FHIR Chat · FHIR-based relational schema · analytics on FHIR

Stream: analytics on FHIR

Topic: FHIR-based relational schema


view this post on Zulip Chris Busch (Mar 11 2021 at 00:17):

Has anyone seen a public domain FHIR-based relational schema?

view this post on Zulip Vasyl Herman (Mar 11 2021 at 06:43):

Hi. We used pg admin to get the schema

view this post on Zulip Vasyl Herman (Mar 11 2021 at 06:44):

Also interested in the official one.

view this post on Zulip Chris Busch (Mar 11 2021 at 14:03):

@Vasyl Herman Can you share details on "using pg admin to get the schema"?

view this post on Zulip Paul Hellwig (Mar 11 2021 at 14:07):

I am not sure that a generic relational schema is possible. FHIR makes heavy use of the document-like data representation, concretely 'nestedness', optional data points, etc., and resources keep getting updated.
This would be really hard to track in a normalized relational schema. And a schema export from an existing dataset (e.g. with pg admin) is only valid at this point in time. Any resource added might make a re-design necessary.... (whether this is likely depends on the size and variety of the existing dataset, of course)

For our analytics we go with a limited relational schema, i.e. we extract only the key/value pairs we need for our visualizations.

view this post on Zulip Lloyd McKenzie (Mar 11 2021 at 15:34):

There is no "official" schema - any FHIR-based schema is going to have trade-offs driven by how you plan to use the data.
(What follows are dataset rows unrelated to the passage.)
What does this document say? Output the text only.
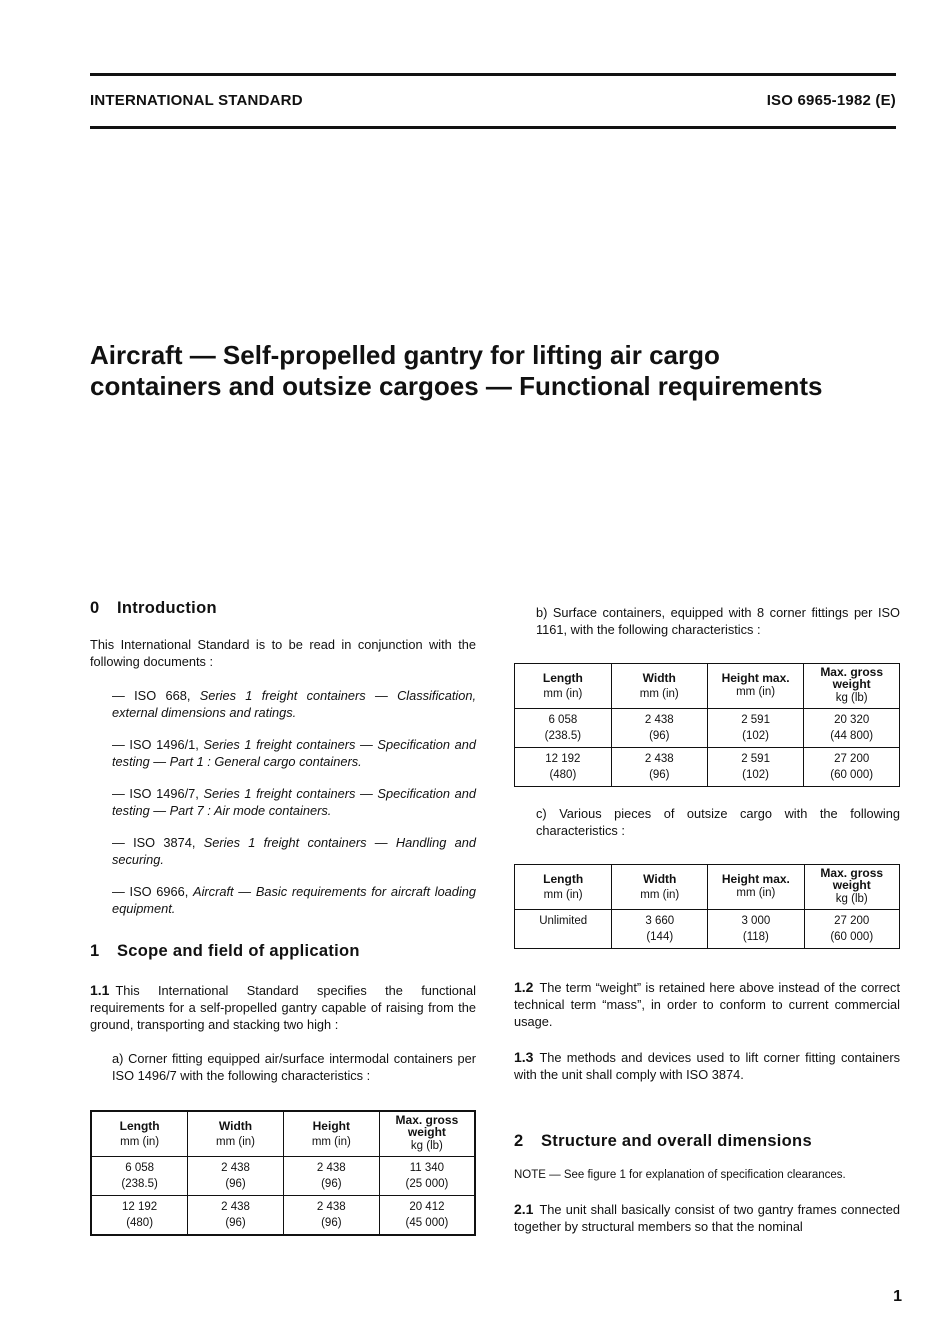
INTERNATIONAL STANDARD	ISO 6965-1982 (E)
Aircraft — Self-propelled gantry for lifting air cargo
containers and outsize cargoes — Functional requirements
0 Introduction

This International Standard is to be read in conjunction with the following documents :

— ISO 668, Series 1 freight containers — Classification, external dimensions and ratings.

— ISO 1496/1, Series 1 freight containers — Specification and testing — Part 1 : General cargo containers.

— ISO 1496/7, Series 1 freight containers — Specification and testing — Part 7 : Air mode containers.

— ISO 3874, Series 1 freight containers — Handling and securing.

— ISO 6966, Aircraft — Basic requirements for aircraft loading equipment.

1 Scope and field of application

1.1 This International Standard specifies the functional requirements for a self-propelled gantry capable of raising from the ground, transporting and stacking two high :

a) Corner fitting equipped air/surface intermodal containers per ISO 1496/7 with the following characteristics :

Length
mm (in)	Width
mm (in)	Height
mm (in)	Max. gross weight
kg (lb)

6 058
(238.5)	2 438
(96)	2 438
(96)	11 340
(25 000)

12 192
(480)	2 438
(96)	2 438
(96)	20 412
(45 000)

b) Surface containers, equipped with 8 corner fittings per ISO 1161, with the following characteristics :

Length
mm (in)	Width
mm (in)	Height max.
mm (in)	Max. gross weight
kg (lb)

6 058
(238.5)	2 438
(96)	2 591
(102)	20 320
(44 800)

12 192
(480)	2 438
(96)	2 591
(102)	27 200
(60 000)

c) Various pieces of outsize cargo with the following characteristics :

Length
mm (in)	Width
mm (in)	Height max.
mm (in)	Max. gross weight
kg (lb)

Unlimited	3 660
(144)	3 000
(118)	27 200
(60 000)

1.2 The term “weight” is retained here above instead of the correct technical term “mass”, in order to conform to current commercial usage.

1.3 The methods and devices used to lift corner fitting containers with the unit shall comply with ISO 3874.

2 Structure and overall dimensions

NOTE — See figure 1 for explanation of specification clearances.

2.1 The unit shall basically consist of two gantry frames connected together by structural members so that the nominal

1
view this post on Zulip Vasyl Herman (Mar 11 2021 at 15:42):

@Chris Busch Hello, clone hapi-fhir-jpaserver-starter
My datasource config looks like this:

spring:
  datasource:
    url: 'jdbc:postgresql://hapi-fhir-pg:5432/hapi'
    username: user
    password: passwd
    driverClassName: org.postgresql.Driver

docker-compose.yml like this:

version: "3.7"
services:
  hapi-fhir-jpaserver-start:
    depends_on:
      - hapi-fhir-mysql
#    image: "hapiproject/hapi:latest"
    build: .
    restart: on-failure
    ports:
      - "8080:8080"
    volumes:
      - hapi-data:/data/hapi
      - ./configs/application.yaml:/data/hapi/application.yaml
    environment:
      SPRING_CONFIG_LOCATION: 'file:///data/hapi/application.yaml'

  hapi-fhir-pg:
    image: postgres:10
    restart: always
    volumes:
      - hapi-fhir-pg:/var/lib/postgresql/data:Z
    environment:
      POSTGRES_USER: admin
      POSTGRES_PASSWORD: admin
      POSTGRES_DB: hapi
      http_proxy:
      https_proxy:
      no_proxy:
    ports:
    - 5431:5432

  pgadmin:
    image: dpage/pgadmin4
    restart: always
    ports:
      - 8280:80
    environment:
      PGADMIN_DEFAULT_EMAIL: yours
      PGADMIN_DEFAULT_PASSWORD: admin
    volumes:
    - pgadmin-data:/var/lib/pgadmin

volumes:
  hapi-data:
  hapi-fhir-pg:

then start docker-compose and finally you can use pg admin to backup the shcema

view this post on Zulip Vasyl Herman (Mar 11 2021 at 15:44):

@Chris Busch I am wondering why you need this?

view this post on Zulip Richard Stanley (Mar 11 2021 at 16:04):

I'll toss in here that the firebase folks used binary blobs (jsonb) in postgres for the full resource content, and IIRC only create fields for resource id. The binary blobs can be indexed as one wishes.

view this post on Zulip Chris Busch (Mar 11 2021 at 18:11):

Vasyl Herman [said](https://chat.fhir.org/#narrow/stream/179219-analytics-on.20FHIR/topic/FHIR-
@Chris Busch I am wondering why you need this?

We are creating a persistent database which will receive and send data in FHIR but the primary use is analytics. Thinking it will make life easier to follow the FHIR organization and naming to the extent possible.

view this post on Zulip Vasyl Herman (Mar 11 2021 at 20:24):

@Chris Busch
Thanks for answering. I hope it helps you.